Nuovi provvedimenti contro i contratti non richiesti di energia elettrica e il gas da parte dell’AEEG: arriva la “lista nera” dei fornitori con il più elevato numero di contratti non richiesti, insieme ad altre nuove misure a tutela dei clienti come l’obbligo di verifica -a carico dei venditori- per i contratti siglati porta a porta o telefonicamente e nuovi sistemi di monitoraggio.

Si tratta di un passo importante nella lotta contro gli ormai famosi contratti non richiesti, un problema che colpisce sempre più consumatori e pregiudica il normale sviluppo del mercato dell’energia elettrica e del gas.

È ormai da tempo che le associazioni dei consumatori denunciano la diffusione dei contratti non richiesti, dopo gli innumerevoli reclami delle vittime di questa “truffa”, denunciando contratti siglati con firme apocrife, contraffatte o falsificate. Sono frequentemente pratiche commerciali scorrete, dovute a volte a promotori esterni all’azienda a cui sono state affidate le campagne acquisti.

Adesso l’Authority è intervenuta con la delibera 153/2012/R/com, consultabile sul sito dell’AEEG, che introduce nuove misure a tutela dei clienti nel settore dell’energia elettrica e il gas, con lo scopo di “mitigare la piaga dei contratti non richiesti nel mercato al dettaglio”.

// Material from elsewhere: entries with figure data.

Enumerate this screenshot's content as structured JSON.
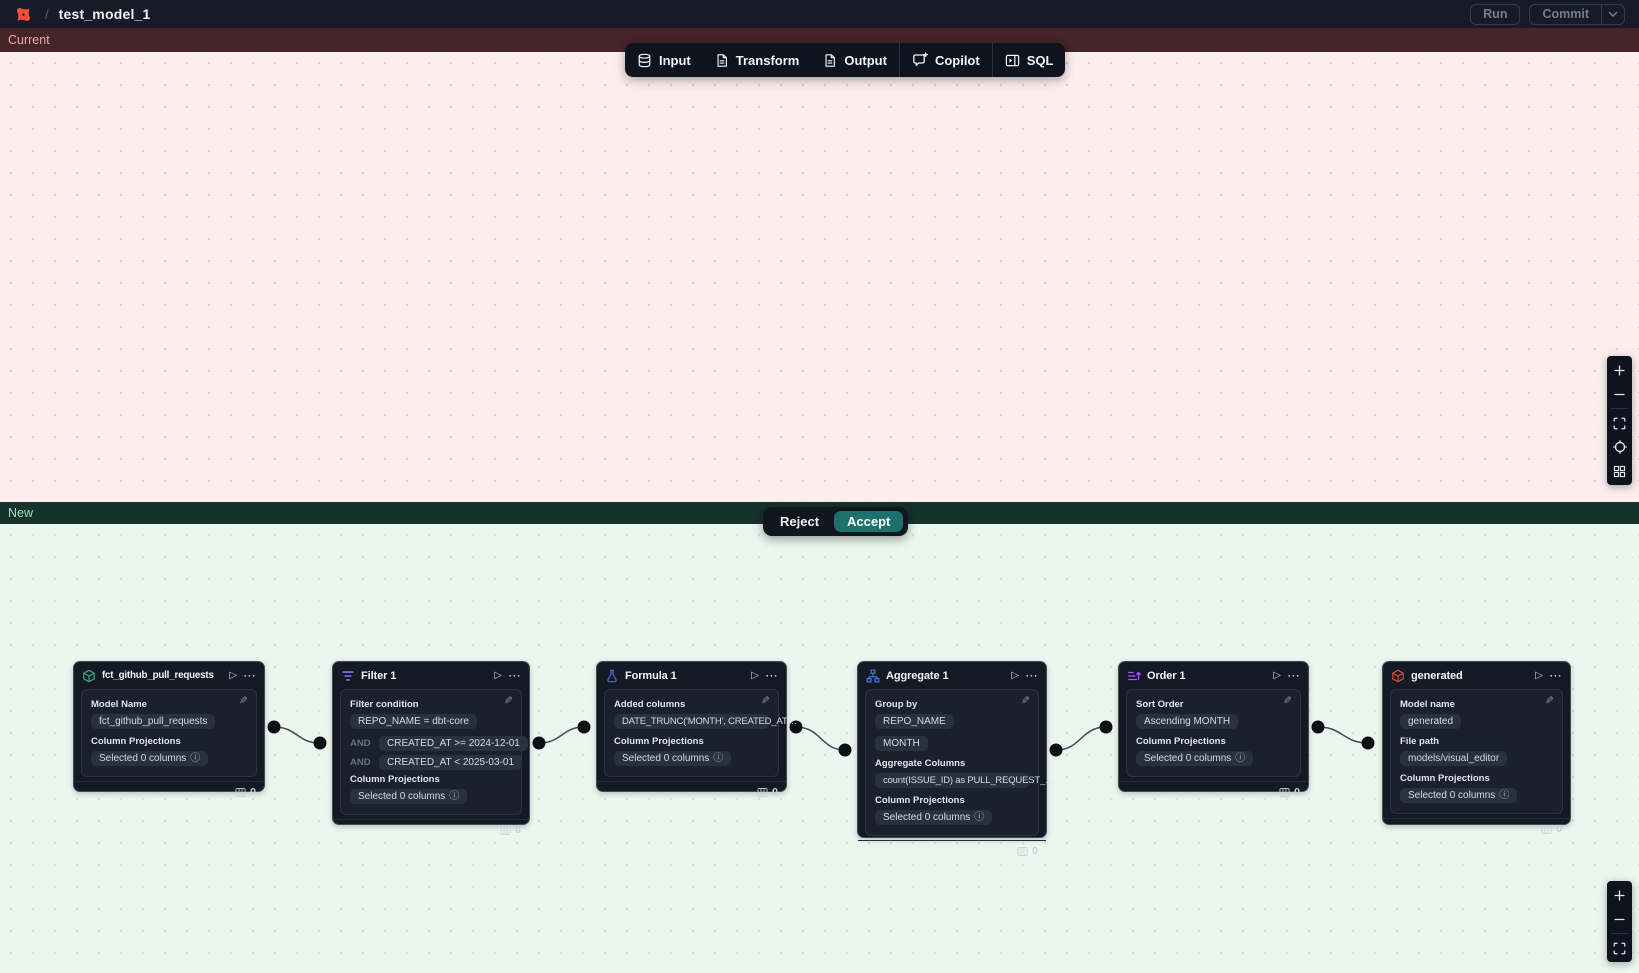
{
  "header": {
    "separator": "/",
    "title": "test_model_1",
    "run_label": "Run",
    "commit_label": "Commit"
  },
  "panels": {
    "current_label": "Current",
    "new_label": "New",
    "reject_label": "Reject",
    "accept_label": "Accept"
  },
  "toolbar": {
    "input_label": "Input",
    "transform_label": "Transform",
    "output_label": "Output",
    "copilot_label": "Copilot",
    "sql_label": "SQL"
  },
  "colors": {
    "accent_teal": "#1d706b",
    "current_bar_bg": "#45242a",
    "new_bar_bg": "#15322b",
    "logo_orange": "#ff4f38"
  },
  "icons": {
    "toolbar": [
      "database-icon",
      "file-icon",
      "file-icon",
      "copilot-chat-icon",
      "sql-panel-icon"
    ],
    "controls": [
      "zoom-in",
      "zoom-out",
      "fit-view",
      "center-view",
      "tidy-layout"
    ]
  },
  "nodes": [
    {
      "title": "fct_github_pull_requests",
      "icon": "model-cube-icon-green",
      "model_name_label": "Model Name",
      "model_name_value": "fct_github_pull_requests",
      "projections_label": "Column Projections",
      "projections_value": "Selected 0 columns",
      "row_count": "0"
    },
    {
      "title": "Filter 1",
      "icon": "filter-icon-purple",
      "condition_label": "Filter condition",
      "and_label": "AND",
      "conditions": [
        "REPO_NAME = dbt-core",
        "CREATED_AT >= 2024-12-01",
        "CREATED_AT < 2025-03-01"
      ],
      "projections_label": "Column Projections",
      "projections_value": "Selected 0 columns",
      "row_count": "0"
    },
    {
      "title": "Formula 1",
      "icon": "formula-flask-icon-indigo",
      "added_columns_label": "Added columns",
      "added_columns_value": "DATE_TRUNC('MONTH', CREATED_AT…",
      "projections_label": "Column Projections",
      "projections_value": "Selected 0 columns",
      "row_count": "0"
    },
    {
      "title": "Aggregate 1",
      "icon": "aggregate-sitemap-icon-blue",
      "group_by_label": "Group by",
      "group_by_values": [
        "REPO_NAME",
        "MONTH"
      ],
      "aggregate_label": "Aggregate Columns",
      "aggregate_value": "count(ISSUE_ID) as PULL_REQUEST_…",
      "projections_label": "Column Projections",
      "projections_value": "Selected 0 columns",
      "row_count": "0"
    },
    {
      "title": "Order 1",
      "icon": "sort-icon-violet",
      "sort_label": "Sort Order",
      "sort_value": "Ascending MONTH",
      "projections_label": "Column Projections",
      "projections_value": "Selected 0 columns",
      "row_count": "0"
    },
    {
      "title": "generated",
      "icon": "model-cube-icon-red",
      "model_name_label": "Model name",
      "model_name_value": "generated",
      "file_path_label": "File path",
      "file_path_value": "models/visual_editor",
      "projections_label": "Column Projections",
      "projections_value": "Selected 0 columns",
      "row_count": "0"
    }
  ]
}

Le nuove misure anti-truffa

Secondo l’AEEG tra le novità più importanti vi è l’introduzione di obblighi di verifica precisi per tutti i contratti che sono stati attivati porta a porta o telefonicamente: saranno le aziende le responsabili nel contattare telefonicamente il cliente o inviargli un’apposita lettera a cui lo stesso dovrà dare la propria conferma dell’effettiva volontà di attivare il contratto.

In più, sarà istituita una vera e propria “lista nera” dei venditori che vantano il maggior numero di contratti non richiesti, che sarà disponibile sul sito dell’AEEG, una misura secondo l’Autorità, “all’insegna di un’operazione di trasparenza nell’interesse degli stessi venditori”.

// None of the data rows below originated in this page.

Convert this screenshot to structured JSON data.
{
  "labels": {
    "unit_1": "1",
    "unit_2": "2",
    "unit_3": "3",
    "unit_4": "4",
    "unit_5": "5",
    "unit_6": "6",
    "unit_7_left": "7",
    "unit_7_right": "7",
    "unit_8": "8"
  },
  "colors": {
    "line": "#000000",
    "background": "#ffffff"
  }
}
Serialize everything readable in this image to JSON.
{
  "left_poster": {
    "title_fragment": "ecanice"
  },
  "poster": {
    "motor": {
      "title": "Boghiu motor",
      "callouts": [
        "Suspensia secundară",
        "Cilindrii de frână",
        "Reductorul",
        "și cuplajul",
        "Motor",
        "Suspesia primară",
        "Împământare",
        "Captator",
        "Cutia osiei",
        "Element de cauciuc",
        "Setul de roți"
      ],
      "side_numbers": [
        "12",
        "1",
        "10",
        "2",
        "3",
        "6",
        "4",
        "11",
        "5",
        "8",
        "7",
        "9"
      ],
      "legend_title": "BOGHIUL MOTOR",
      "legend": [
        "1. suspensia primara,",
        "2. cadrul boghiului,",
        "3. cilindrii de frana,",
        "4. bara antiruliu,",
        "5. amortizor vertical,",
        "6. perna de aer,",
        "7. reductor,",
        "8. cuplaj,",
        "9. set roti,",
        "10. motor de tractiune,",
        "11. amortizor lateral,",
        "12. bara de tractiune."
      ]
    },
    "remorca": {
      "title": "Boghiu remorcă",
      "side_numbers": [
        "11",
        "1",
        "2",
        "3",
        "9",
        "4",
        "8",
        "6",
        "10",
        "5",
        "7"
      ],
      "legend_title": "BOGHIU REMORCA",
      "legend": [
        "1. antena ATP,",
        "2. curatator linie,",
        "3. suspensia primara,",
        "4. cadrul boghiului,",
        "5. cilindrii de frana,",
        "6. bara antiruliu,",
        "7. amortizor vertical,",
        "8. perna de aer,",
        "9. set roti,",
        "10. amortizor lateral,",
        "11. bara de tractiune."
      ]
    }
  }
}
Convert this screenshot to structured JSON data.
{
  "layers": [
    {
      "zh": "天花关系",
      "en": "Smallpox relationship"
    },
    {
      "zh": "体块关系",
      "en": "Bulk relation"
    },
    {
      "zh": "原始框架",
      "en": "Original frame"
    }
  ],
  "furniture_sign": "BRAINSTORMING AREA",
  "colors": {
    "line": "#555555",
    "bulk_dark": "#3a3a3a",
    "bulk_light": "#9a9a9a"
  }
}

In caso di contratti non richiesti, ci sarà inoltre la possibilità di tornare al precedente fornitore in modo automatico e senza alcun costo, tramite una specifica “procedura di ripristino”.

Inoltre, le attività di monitoraggio verranno rafforzate, e sono previste multe e sanzioni. L’Authority impiegherà nuovi sistemi di controllo, che si baseranno sui dati forniti da distributori e venditori, incrociati con l’informazione proveniente dallo Sportello per il consumatore.

Infine, sono previste nuove norme per i venditori porta a porta; ad esempio, sul cartellino identificativo dovrà essere scritto il nome, il numero di codice e il numero verde del fornitore titolare dell’offerta proposta, essendo vietato dare ai consumatori numeri telefonici differenti da quelli della società che rappresentano.